The key to proper care is knowing just how much to give, especially when seniors are still perfectly capable of making their own decisions and performing day-to-day tasks on their own. Here is an invaluable sixteen-point assessment to help you keep a healthy balance between family caregiving responsibilities and maintaining the quality of your own life:

When it comes to elderly family members you should:

  • Evaluate their strengths and resources, not limitations and weaknesses.
  • Keep them involved in their own decision-making processes.
  • Facilitate dialogues rather than try to solve their problems for them.
  • Let them do what they can for themselves, as long as their safety is not a risk.
  • Adhere to their decision-making time frame, rather than your own.
  • Accept, and deal with what is rather than what I’d like things to be.
  • Not waste energy worrying about people and circumstances that you cannot control.

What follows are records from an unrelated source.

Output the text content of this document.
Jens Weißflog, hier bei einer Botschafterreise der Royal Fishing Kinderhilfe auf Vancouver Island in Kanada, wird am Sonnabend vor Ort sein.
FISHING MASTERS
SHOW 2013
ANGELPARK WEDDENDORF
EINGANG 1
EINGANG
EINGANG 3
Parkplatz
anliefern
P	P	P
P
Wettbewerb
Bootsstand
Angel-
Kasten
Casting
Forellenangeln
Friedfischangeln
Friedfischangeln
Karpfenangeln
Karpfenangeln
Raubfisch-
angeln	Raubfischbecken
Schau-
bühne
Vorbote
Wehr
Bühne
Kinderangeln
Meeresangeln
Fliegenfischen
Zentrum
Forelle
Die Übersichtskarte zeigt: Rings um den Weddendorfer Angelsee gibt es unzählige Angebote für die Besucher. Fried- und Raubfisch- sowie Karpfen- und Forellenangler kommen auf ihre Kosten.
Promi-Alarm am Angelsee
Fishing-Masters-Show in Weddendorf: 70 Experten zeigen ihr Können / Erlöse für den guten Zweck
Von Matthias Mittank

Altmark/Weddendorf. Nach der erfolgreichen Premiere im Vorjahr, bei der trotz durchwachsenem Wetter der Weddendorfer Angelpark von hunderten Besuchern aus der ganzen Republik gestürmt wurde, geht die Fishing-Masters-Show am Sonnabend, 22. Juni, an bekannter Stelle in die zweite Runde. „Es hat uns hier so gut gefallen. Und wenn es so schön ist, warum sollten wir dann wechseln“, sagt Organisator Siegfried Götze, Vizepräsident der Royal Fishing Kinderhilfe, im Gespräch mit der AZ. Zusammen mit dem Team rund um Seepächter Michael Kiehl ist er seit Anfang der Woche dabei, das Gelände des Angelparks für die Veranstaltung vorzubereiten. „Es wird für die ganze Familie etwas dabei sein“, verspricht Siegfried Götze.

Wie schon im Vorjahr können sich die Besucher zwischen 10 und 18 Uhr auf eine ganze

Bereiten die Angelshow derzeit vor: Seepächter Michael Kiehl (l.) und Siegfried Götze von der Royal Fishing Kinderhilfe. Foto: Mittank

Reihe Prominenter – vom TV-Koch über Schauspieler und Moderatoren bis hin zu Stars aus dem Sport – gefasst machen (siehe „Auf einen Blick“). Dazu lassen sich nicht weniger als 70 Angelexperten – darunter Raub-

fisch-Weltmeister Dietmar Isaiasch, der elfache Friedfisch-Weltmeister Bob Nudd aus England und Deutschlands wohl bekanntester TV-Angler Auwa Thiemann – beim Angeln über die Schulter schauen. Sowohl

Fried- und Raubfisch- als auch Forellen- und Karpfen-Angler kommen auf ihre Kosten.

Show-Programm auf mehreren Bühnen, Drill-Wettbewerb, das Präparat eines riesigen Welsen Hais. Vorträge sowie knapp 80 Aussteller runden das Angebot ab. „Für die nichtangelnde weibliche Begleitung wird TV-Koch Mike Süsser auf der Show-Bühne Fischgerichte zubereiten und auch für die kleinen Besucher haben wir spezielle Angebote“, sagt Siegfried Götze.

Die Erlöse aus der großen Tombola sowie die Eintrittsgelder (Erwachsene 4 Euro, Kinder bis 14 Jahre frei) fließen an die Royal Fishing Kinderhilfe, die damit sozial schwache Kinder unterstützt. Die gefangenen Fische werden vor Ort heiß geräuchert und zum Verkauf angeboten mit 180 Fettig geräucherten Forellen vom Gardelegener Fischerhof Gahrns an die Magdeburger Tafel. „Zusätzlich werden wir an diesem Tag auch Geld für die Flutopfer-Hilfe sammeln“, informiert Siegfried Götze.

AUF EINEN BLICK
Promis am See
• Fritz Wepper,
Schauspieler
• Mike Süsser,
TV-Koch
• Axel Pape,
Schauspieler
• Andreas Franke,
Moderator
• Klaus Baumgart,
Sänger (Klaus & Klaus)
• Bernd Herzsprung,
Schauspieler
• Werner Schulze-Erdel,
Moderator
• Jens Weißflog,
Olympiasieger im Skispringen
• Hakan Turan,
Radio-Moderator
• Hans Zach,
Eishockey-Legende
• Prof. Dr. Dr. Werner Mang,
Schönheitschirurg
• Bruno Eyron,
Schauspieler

  • Be aware that change can occur (for better or worse) at any time.
  • Ask for and accept help from others.
  • Not deplete your own financial resources.
  • Seek financial advice from professionals.
  • Not make ironclad promises to anyone about anything and stay flexible.
  • Accept that today somebody is likely to be mad at you for something.
  • Continue to satisfy your own personal, professional, recreational, spiritual, and social needs.
  • Accept that it is okay not to have all the answers.
  • Talk about your real feelings to a trusted friend about what is happening.